Many area stations are already selling premium grade gasoline for more than $2 per gallon.
"Prices have been going up every three days," said Monica Huffman, who works at Flying J on Broadway in Eureka. The station was also charging $1.85 per gallon unleaded on Tuesday.
Wildly fluctuating crude oil prices are being blamed for the sharp rise. The price for a barrel of crude this week is $30; it had been as low as $12 within the last six months.
Nationally, gasoline prices jumped 6 cents within the last two weeks of February. California prices are consistently higher that the national average -- $1.47 per gallon -- due to environmental regulations and additives.
Absentee deadline passed
Tuesday marked the deadline for absentee ballots to be received at the Humboldt County Elections Office in order to count in the March 7 primary election. According to Lou Leeper, Humboldt County's assistant registrar, this year the number of absentee voters looks about the same as in years past.
"In the general election you tend to see a larger number of absentee voters," Leeper said. "In the primary election unless there is a measure or a candidate that seems to stir up a lot of votes, the numbers seem to stay the same."
In past elections, it has taken as much as several weeks to count all of the votes because approximately 60 percent of the votes come in just days before the election. All of the ballots must be logged into the computer, sorted and the signatures verified.
"Probably a week and a half after the polls close, the elections office should have gotten through counting the (absentee) ballots," said Lindsey McWilliams, Humboldt County elections official.
An ordinance which would ban the use of all pesticides on city-owned and managed properties was approved unanimously by the Arcata City Council in February.

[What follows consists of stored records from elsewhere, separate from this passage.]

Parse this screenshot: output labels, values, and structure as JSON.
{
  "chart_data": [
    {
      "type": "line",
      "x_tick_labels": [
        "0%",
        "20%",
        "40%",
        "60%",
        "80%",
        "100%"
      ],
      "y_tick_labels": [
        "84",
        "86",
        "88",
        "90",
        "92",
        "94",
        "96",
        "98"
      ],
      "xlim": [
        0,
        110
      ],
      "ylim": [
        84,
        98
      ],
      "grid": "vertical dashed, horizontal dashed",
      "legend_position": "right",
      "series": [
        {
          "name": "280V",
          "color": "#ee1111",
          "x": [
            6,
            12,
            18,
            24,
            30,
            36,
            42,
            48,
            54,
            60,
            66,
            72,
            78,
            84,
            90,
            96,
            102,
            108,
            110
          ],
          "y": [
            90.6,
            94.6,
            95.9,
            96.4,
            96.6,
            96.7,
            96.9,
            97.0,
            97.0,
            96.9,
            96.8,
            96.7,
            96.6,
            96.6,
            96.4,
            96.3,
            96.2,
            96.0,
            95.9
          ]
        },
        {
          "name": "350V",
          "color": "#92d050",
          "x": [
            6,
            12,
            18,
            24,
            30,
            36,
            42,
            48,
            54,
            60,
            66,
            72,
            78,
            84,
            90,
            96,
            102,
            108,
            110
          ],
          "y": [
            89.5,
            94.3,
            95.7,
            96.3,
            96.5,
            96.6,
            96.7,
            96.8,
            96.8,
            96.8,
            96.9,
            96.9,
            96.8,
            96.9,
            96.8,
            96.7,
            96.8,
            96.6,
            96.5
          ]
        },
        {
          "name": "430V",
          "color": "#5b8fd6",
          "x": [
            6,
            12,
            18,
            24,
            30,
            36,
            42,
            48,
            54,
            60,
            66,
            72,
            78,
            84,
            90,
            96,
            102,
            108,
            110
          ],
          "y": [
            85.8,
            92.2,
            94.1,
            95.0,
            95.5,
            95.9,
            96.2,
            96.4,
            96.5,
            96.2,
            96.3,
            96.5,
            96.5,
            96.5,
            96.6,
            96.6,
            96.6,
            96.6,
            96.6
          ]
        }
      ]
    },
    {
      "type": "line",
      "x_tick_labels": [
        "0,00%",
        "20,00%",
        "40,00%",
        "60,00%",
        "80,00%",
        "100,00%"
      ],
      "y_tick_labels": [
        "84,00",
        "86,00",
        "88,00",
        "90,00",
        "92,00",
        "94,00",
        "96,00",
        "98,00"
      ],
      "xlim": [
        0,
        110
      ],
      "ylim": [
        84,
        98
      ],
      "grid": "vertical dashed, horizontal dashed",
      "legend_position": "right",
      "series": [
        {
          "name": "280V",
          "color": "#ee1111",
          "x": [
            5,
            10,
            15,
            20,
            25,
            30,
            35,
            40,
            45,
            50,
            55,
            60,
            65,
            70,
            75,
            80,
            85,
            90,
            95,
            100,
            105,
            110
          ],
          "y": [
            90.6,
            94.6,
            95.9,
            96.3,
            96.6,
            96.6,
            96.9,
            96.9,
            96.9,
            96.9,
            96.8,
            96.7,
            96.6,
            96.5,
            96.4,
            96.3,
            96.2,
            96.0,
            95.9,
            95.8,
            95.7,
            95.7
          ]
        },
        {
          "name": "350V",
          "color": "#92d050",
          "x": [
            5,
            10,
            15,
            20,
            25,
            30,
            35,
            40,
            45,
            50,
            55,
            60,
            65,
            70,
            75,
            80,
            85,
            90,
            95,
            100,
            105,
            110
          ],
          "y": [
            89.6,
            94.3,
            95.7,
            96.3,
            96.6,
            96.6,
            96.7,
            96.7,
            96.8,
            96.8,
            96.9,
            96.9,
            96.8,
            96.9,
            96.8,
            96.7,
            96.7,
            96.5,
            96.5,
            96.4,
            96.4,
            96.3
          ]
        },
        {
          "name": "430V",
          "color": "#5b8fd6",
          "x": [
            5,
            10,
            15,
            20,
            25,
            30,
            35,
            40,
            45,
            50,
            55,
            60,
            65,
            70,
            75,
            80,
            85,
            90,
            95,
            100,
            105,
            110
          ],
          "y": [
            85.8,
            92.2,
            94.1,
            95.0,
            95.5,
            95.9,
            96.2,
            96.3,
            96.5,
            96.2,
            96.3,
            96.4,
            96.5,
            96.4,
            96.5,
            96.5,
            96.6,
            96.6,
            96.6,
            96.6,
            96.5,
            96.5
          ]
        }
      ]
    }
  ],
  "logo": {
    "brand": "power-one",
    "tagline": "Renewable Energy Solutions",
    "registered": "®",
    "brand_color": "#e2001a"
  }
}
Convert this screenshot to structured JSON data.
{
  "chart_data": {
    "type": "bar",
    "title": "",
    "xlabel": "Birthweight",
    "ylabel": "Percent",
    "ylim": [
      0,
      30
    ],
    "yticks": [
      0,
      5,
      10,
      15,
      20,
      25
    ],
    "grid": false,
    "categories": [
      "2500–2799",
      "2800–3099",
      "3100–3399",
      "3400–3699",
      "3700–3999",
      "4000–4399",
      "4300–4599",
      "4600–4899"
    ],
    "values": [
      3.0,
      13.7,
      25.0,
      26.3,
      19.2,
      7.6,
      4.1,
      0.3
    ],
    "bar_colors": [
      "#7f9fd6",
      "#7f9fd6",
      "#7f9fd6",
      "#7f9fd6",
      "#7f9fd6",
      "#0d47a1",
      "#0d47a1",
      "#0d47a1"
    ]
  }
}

The ordinance is unique among California cities -- and perhaps in the nation -- because it creates an outright ban on all pesticide use rather than a phased reduction. Pesticides include fungicides, herbicides, insecticides, nematicides, rodenticides, dessicants and defoilants.
The ordinance directs city staff to create a pest control management program which lists all pest-control materials and methods. The program also will educate the public and property owners about nontoxic methods.

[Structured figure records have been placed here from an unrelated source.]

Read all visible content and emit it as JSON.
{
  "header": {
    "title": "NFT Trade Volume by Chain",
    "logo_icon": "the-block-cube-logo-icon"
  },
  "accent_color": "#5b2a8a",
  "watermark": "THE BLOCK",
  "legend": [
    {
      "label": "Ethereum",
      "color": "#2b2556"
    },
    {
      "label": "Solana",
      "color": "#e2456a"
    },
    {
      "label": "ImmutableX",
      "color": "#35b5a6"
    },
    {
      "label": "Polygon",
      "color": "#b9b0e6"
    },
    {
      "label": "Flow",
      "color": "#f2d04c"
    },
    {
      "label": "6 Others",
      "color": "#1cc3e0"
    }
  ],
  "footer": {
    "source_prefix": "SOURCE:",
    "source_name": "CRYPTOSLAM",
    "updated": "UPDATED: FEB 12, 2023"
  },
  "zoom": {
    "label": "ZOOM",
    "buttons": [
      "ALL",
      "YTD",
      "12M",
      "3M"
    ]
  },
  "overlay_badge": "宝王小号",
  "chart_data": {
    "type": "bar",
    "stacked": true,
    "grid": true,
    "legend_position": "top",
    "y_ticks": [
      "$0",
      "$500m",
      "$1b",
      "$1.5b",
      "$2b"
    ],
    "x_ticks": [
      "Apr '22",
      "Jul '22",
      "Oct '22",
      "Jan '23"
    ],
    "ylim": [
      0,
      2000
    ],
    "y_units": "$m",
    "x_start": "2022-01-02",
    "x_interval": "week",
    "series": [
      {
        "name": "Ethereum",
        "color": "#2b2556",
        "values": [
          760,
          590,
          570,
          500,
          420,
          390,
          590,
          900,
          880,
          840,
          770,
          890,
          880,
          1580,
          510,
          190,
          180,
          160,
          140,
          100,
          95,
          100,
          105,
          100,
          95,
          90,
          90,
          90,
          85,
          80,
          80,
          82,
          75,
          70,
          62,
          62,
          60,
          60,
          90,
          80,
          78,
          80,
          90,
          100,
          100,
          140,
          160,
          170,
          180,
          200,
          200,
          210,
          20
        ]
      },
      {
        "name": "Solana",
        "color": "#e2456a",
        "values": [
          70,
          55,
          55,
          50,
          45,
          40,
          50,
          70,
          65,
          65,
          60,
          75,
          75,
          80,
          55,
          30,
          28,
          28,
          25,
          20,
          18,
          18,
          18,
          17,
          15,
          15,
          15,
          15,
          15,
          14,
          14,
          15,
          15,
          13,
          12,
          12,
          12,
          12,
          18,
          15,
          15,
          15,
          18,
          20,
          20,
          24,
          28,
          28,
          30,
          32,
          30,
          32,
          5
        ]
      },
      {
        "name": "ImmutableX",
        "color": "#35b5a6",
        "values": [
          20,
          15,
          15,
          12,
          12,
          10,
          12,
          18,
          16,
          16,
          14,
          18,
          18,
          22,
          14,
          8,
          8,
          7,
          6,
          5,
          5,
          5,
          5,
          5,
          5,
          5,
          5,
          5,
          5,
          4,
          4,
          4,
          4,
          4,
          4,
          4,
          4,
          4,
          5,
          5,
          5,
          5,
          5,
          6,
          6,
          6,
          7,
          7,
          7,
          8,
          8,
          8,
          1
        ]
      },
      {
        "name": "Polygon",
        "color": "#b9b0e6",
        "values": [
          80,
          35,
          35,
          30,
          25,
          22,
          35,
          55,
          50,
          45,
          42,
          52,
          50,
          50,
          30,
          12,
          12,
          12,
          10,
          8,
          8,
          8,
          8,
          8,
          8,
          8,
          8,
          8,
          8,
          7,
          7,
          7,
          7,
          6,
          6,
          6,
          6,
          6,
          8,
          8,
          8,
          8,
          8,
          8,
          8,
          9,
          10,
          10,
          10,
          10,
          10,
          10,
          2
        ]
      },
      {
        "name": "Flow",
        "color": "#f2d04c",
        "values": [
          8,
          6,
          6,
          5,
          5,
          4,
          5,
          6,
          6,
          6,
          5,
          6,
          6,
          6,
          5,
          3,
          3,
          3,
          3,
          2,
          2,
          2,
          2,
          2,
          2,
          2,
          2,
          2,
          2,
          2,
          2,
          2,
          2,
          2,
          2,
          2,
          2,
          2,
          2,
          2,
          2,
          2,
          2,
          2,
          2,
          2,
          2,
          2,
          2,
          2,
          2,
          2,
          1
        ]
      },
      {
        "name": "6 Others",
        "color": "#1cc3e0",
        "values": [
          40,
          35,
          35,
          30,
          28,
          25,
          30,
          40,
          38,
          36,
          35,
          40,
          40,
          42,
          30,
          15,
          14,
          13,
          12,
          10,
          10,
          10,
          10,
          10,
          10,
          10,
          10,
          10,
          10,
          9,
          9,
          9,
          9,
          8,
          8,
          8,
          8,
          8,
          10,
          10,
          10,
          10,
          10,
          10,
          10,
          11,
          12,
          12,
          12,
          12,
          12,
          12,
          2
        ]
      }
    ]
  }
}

Jennifer Hanan, vice mayor, said this ordinance is a first of its kind, and it can be used as a model for other cities.
"This confirms Arcata's longtime commitment to protect our residents from the effects of pesticides. Arcata is proving that pest problems can be solved without harming people or the environment," she said.
Arcata has maintained its parks without the use of pesticides for 15 years since an experimental moratorium was first proposed, and the city has avoided chemical use in a number of other ways.

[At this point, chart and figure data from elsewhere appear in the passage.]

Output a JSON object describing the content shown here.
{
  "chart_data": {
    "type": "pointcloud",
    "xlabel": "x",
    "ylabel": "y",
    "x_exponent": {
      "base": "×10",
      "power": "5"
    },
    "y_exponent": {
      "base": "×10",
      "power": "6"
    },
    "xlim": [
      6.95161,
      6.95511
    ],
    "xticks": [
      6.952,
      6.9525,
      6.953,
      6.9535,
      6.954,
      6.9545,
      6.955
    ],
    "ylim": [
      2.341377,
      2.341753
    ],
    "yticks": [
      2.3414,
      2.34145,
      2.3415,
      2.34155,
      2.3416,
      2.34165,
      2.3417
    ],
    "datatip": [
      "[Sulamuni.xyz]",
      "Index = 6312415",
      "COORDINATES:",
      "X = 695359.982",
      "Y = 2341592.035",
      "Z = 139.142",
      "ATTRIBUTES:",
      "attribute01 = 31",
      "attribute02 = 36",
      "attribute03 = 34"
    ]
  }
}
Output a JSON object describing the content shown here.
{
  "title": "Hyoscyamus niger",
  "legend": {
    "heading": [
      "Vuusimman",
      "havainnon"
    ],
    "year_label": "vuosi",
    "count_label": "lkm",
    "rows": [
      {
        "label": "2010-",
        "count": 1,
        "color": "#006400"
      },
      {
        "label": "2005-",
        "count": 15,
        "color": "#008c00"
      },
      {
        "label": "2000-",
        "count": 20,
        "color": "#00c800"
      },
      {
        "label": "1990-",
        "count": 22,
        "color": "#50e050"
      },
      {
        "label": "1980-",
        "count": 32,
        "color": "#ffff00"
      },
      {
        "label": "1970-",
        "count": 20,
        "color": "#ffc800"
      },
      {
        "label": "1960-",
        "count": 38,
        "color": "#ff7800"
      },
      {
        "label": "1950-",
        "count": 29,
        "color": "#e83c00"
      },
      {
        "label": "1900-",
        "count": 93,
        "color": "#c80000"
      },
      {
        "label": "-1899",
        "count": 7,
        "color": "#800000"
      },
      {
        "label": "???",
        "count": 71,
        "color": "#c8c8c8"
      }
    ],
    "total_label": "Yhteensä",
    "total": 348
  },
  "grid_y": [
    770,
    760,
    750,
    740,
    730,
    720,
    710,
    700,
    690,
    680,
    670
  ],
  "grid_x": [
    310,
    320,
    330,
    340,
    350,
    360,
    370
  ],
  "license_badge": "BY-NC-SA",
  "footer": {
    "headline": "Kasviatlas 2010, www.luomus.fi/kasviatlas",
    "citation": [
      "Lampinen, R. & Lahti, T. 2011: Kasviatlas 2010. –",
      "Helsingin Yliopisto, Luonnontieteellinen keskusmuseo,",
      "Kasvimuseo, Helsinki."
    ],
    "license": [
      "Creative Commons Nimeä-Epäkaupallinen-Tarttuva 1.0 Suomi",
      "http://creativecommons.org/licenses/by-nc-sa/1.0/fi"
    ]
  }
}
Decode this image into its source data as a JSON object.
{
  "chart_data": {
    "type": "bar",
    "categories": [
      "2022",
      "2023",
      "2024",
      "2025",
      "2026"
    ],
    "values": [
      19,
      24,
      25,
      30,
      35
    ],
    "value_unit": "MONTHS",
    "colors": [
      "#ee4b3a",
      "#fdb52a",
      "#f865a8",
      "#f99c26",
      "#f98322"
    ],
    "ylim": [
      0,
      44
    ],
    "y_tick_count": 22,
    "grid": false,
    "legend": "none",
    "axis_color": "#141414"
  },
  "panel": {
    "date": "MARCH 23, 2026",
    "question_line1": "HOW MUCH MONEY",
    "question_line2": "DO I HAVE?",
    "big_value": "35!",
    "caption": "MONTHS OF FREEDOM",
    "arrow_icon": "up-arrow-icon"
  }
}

For example, the Arcata baseball field is managed completely without herbicides or pesticides. Special tarps are used to cover infield dirt to help prevent weed growth between games. Park maintenance crews use the tarps to control rodents and tailor lawn-mowing cycles to fight weeds before they become established.
According to Dan Diemer, Arcata's park superintendent, from a management perspective, it is much easier to not use pesticides.
"The amount of training and paperwork that is required for pesticide use is intense."
He said that timely mowing and irrigation can be just as effective as using pesticides. If pests in and around the building are a problem, barriers and sanitation can be the first line of defense.
Angela Davis speaks Friday
A name out of the activism of the '60s and '70s will be at a Humboldt State University conference Friday.
Angela Davis, now a history professor at UC Santa Cruz, will be the keynote speaker for HSU's Multicultural Center's sixth annual diversity conference at the Arcata Theater. Theme of the conference is "And Justice for All? Challenging Inequality Through Education and Activism."
Davis gained fame in 1969 when her activism and membership in the Communist Party got her fired as an instructor at UC Los Angeles. She later spent 16 months in jail before acquittal on charges of kidnapping, murder and conspiracy.
The conference begins at 5 p.m. Friday with Davis expected to speak about 5:45 p.m. A question-and-answer session will follow.
The student-run conference resumes at 8 a.m. Saturday at HSU with a registration breakfast. Three sessions of concurrent workshops also are scheduled. They are "Multicultural Constituencies in the Classroom," "Human Rights Issues in Humboldt County," "Strategies for Confronting Homophobia in K-12 Schools," "Current Anti-Semitism in America," "Creating a Community Mural," "Jedi Training: Exploration of the `Force' of Social Justice" and "Shadow of Hate: Histories of Intolerance and Strategies for Resistance."
Registration is $15 for students, staff and faculty from HSU, College of the Redwoods and high schools. It is $20 for the general public. Tickets for Davis's talk only are $5 for students, staff and faculty and $10 general.